Infographic for Methagene

Large-scale methane measurements on individual ruminants for genetic evaluations

METHAGENE has come to an end! It has been a great journey of 4 years, where multiple disciplines have worked together to come to a way for a large-scale recording of methane emissions of individual ruminants for genetic evaluations. When the idea of METHAGENE was born in 2012, many researchers of different disciplines were targeting to reduce the environmental footprint of animal-derived food using methane mitigation strategies. These strategies included nutrition, microbiological understanding, and improving the animal. Achieving this was very urgent, and there was a need to learn from each other and to create synergies and concensus. Now that METHAGENE has finished, we are proud that we have gained a lot of new insights and that together we moved further than everyone could have moved alone, and the main outcomes are shown in this infographic.
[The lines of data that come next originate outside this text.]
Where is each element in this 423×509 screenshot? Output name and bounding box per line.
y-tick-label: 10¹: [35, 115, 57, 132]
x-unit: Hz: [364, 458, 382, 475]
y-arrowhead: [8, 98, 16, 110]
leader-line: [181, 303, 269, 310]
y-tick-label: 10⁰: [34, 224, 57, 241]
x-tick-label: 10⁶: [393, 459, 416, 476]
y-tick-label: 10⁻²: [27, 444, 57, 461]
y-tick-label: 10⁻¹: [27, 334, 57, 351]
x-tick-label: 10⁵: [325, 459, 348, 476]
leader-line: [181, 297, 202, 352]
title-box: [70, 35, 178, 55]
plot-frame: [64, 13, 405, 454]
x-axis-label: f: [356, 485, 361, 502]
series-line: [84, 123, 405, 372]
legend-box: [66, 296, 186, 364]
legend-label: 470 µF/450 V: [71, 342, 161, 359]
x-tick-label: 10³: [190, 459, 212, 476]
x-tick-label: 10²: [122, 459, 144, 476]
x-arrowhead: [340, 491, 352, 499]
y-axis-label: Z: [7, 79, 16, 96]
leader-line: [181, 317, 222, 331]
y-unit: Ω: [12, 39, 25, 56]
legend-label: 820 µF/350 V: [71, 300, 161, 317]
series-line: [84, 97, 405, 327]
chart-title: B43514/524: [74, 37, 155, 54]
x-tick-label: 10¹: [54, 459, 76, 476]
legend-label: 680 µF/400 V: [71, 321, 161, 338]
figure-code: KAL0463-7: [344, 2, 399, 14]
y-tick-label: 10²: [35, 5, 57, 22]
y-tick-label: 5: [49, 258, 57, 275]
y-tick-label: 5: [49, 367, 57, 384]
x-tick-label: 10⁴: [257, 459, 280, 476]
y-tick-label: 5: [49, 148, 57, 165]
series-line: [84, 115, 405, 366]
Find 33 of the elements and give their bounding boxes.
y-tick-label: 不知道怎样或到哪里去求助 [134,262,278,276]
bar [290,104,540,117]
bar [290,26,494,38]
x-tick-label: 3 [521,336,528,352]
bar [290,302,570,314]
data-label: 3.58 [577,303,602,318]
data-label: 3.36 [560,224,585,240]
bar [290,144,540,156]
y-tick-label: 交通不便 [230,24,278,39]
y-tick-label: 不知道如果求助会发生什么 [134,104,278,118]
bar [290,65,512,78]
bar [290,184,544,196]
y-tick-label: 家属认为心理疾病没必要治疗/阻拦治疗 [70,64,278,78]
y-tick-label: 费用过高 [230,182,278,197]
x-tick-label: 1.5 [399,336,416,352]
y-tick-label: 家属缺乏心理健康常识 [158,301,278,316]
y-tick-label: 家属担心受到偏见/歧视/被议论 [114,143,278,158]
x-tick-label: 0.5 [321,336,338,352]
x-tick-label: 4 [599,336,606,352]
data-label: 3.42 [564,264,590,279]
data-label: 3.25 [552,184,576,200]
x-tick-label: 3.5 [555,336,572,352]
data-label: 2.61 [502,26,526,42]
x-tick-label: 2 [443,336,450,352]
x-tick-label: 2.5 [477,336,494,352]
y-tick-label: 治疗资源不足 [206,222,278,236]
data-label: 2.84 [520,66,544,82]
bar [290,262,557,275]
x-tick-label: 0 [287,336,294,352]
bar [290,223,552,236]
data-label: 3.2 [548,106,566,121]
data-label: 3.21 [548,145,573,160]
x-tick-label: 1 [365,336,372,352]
The open discussions involving several disciplines ensured that all aspects were taken into account when defining the methane-determining factors. These factors are important to incorporate when setting up an experiment to record the enteric methane of ruminants. In short, an animal nutritionist should take the variations between animals into account, and the geneticist, contrarily, should take the effects of the different diets into account. The methane-determining factors were the basis for the search for the best proxy for methane. A group of experts met twice, once in warm Catania (+25C) and once in cold Finland (-25C). This group has published an invited review on the several proxies, e.g., related to feed intake, rumen population and milk composition. The expert meetings built trust to share data for a joint analysis on the added value of one proxy above the other one. That is the big advantage of a COST Action, that people get to meet each other and enlarge their network. Especially in an area like this, where data recording is scarce, the only way to move forward is to collaborate and collate data, but that is not easy to arrange when people don't know each other. Several groups have recorded data, but all use different protocols and/or techniques to record the enteric methane of ruminants. Within METHAGENE we have reviewed the techniques and compared them. That results in a unique meta-analysis that will help researchers and breeding companies in the future to collate a large enough dataset for accurate estimates of genetic parameters. These genetic parameters are necessary for incorporating a reduction of the enteric methane in national breeding programmes. Within METHAGENE we have shown the effect of several current breeding programmes on the enteric methane emission, and we have shown what's needed to counteract that effect. However, as long as there is no incentive (e.g., a carbon tax), an environment-friendly breeding programme will not be in place. However, METHAGENE has ensured that the building blocks are ready for use, when there is a need. Bringing the disciplines, experiences and expertise together was essential for this, and METHAGENE has been very successful in that.